This Act prohibits rental property owners from engaging in coordinated activities that effectively fix or influence rental prices, treating such coordination as an illegal restraint of trade under existing antitrust laws.
Becca Balint
Representative
VT
The End Rent Fixing Act of 2025 prohibits rental property owners from hiring coordinators or engaging in activities that involve collecting, analyzing, or recommending rental prices or terms across multiple properties. This coordinated activity is deemed an unlawful restraint of trade under existing antitrust laws. The bill grants enforcement power to the FTC, the Attorney General, and State Attorneys General, while also allowing injured persons to sue for treble damages. Furthermore, it lowers the pleading standard for civil lawsuits brought under this Act and related antitrust claims.
The “End Rent Fixing Act of 2025” aims to crack down on what it defines as anti-competitive behavior in the rental housing market. Specifically, the bill makes it illegal for rental property owners to pay for or engage in a “coordinating function.” This function is defined broadly as collecting rental data (prices, supply, lease terms) from two or more property owners, analyzing that data using similar formulas—including training algorithms—and then recommending rental prices, lease terms, or occupancy levels back to those owners (SEC. 2).
Essentially, the legislation targets the use of shared software or services that aggregate market data and suggest pricing to landlords. Crucially, the bill immediately labels engaging in this coordinating function as an illegal method of competition under the Federal Trade Commission Act and an automatic violation of Section 1 of the Sherman Antitrust Act (SEC. 3). If you’re a property manager using software that pulls data from competitors and suggests your next asking price, this bill says that’s price fixing.
This is where things get tricky. The bill’s definition of a “Coordinator” is wide enough to include any person—or software company—who performs this function, even if a rental property owner does it for their own benefit (SEC. 2). The goal is clearly to stop landlords from using shared, sophisticated software to indirectly coordinate pricing, but the language is vague enough that it could potentially sweep up legitimate market research or industry benchmarking. Think about a small-time landlord who uses a popular, industry-standard pricing tool: if that tool pulls data from other users and uses a common formula to suggest a rent increase, that landlord could be in violation.
For the millions of renters out there, the intended benefit is clear: if landlords can no longer rely on these shared data tools, competition should increase, potentially leading to lower or at least more varied rental prices. The bill is trying to restore the kind of decentralized, competitive pricing you’d expect in a healthy market.
Beyond just banning the practice, the bill creates a massive legal stick. Federal agencies like the FTC and the Attorney General gain explicit authority to enforce this Act, as do State Attorneys General (SEC. 4). But the biggest change is for private citizens. If you are a renter harmed by a violation, you can file a civil lawsuit and, if you win, the court must award you three times the damages you sustained, plus attorney fees and simple interest (SEC. 4(d)).
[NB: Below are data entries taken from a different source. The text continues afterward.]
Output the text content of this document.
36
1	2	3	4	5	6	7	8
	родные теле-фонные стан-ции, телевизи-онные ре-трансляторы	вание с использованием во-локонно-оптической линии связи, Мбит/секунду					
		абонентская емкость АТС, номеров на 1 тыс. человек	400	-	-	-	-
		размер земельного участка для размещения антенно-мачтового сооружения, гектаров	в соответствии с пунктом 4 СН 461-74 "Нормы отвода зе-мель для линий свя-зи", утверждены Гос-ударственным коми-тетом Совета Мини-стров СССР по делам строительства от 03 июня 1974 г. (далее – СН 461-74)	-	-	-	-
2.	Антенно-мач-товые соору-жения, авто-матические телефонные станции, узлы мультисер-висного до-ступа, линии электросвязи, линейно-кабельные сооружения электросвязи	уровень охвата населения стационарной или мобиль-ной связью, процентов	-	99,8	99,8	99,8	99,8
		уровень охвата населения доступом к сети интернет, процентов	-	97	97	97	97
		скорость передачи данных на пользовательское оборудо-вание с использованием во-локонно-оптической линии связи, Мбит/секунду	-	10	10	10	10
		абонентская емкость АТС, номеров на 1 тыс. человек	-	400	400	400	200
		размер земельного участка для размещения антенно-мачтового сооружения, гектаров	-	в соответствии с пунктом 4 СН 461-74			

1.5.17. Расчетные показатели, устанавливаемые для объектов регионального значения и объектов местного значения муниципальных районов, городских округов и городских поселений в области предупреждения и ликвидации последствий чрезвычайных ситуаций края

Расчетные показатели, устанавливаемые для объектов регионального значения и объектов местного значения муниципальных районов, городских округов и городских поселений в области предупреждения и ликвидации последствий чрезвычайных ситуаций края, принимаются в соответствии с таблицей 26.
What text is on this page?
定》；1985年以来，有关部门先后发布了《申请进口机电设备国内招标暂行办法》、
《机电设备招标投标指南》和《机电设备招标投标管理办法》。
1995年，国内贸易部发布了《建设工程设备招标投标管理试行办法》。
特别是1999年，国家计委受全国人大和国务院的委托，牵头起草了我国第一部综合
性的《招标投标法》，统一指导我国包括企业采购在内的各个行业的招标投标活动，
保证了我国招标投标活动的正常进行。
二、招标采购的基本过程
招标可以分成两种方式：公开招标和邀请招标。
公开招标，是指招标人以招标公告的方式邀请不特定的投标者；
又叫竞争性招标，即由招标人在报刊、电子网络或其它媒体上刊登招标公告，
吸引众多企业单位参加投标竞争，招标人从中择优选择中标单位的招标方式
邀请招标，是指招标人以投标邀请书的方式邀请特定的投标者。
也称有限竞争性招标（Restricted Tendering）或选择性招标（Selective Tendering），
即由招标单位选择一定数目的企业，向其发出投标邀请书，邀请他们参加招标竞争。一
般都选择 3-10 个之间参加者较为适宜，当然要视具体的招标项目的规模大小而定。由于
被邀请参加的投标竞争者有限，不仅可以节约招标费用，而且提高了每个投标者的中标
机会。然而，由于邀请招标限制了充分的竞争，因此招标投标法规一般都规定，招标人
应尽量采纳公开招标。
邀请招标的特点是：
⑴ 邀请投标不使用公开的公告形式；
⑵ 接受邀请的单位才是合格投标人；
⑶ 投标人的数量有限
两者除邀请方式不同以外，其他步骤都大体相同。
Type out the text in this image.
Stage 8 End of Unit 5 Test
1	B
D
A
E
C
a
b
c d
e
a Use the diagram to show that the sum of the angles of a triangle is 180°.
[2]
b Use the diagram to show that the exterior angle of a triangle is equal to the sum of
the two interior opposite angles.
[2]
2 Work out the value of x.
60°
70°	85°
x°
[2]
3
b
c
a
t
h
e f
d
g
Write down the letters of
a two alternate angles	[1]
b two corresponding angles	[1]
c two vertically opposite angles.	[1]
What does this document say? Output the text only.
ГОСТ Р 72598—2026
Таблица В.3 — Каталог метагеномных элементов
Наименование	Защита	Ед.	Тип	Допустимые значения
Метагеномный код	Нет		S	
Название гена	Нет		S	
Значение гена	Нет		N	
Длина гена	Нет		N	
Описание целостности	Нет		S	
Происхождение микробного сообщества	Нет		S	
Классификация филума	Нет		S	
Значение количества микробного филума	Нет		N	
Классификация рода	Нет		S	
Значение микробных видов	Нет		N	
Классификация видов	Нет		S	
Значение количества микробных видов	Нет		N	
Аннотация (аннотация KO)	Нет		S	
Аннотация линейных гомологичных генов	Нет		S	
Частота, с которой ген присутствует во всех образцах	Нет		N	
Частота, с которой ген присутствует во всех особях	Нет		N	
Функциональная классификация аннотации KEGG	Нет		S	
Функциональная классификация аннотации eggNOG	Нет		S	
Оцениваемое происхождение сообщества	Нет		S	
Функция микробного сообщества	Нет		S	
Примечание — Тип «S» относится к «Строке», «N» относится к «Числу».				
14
This mandatory triple-damage provision is a huge incentive for litigation. It means that even a modest overcharge in rent could turn into a major financial liability for property owners. Furthermore, Section 5 significantly lowers the bar for bringing these antitrust claims. Courts are instructed not to dismiss these cases unless it’s absolutely certain the plaintiff can’t win, effectively making it easier for renters to get past the initial filing stage and into discovery. This shift in legal procedure, combined with the mandatory fee awards, means property owners face a high risk of costly litigation, even if the claims are weak.
Another significant provision directly impacts existing agreements. The bill states that if a person chooses to sue under this Act, any prior agreement to arbitrate the dispute or any waiver of the right to join a joint action (like a class action) is considered invalid (SEC. 4(e)). For many renters and property owners who signed leases containing mandatory arbitration clauses, this effectively voids that part of the contract specifically for disputes related to this “rent fixing” law. While this might be seen as leveling the playing field for renters, it’s a direct intervention into contractual freedom and overrides existing business practices.
In short, the “End Rent Fixing Act” takes a very aggressive approach to the use of data in the rental market. It bans the use of shared pricing algorithms, arms renters with a powerful legal mechanism (triple damages and voided arbitration), and significantly lowers the legal hurdle for bringing antitrust lawsuits against property owners. While the intent is to drive down rents, the broad definitions and severe penalties could create regulatory uncertainty and massive litigation risk for every rental property owner, from large firms to small-time landlords using common property management software.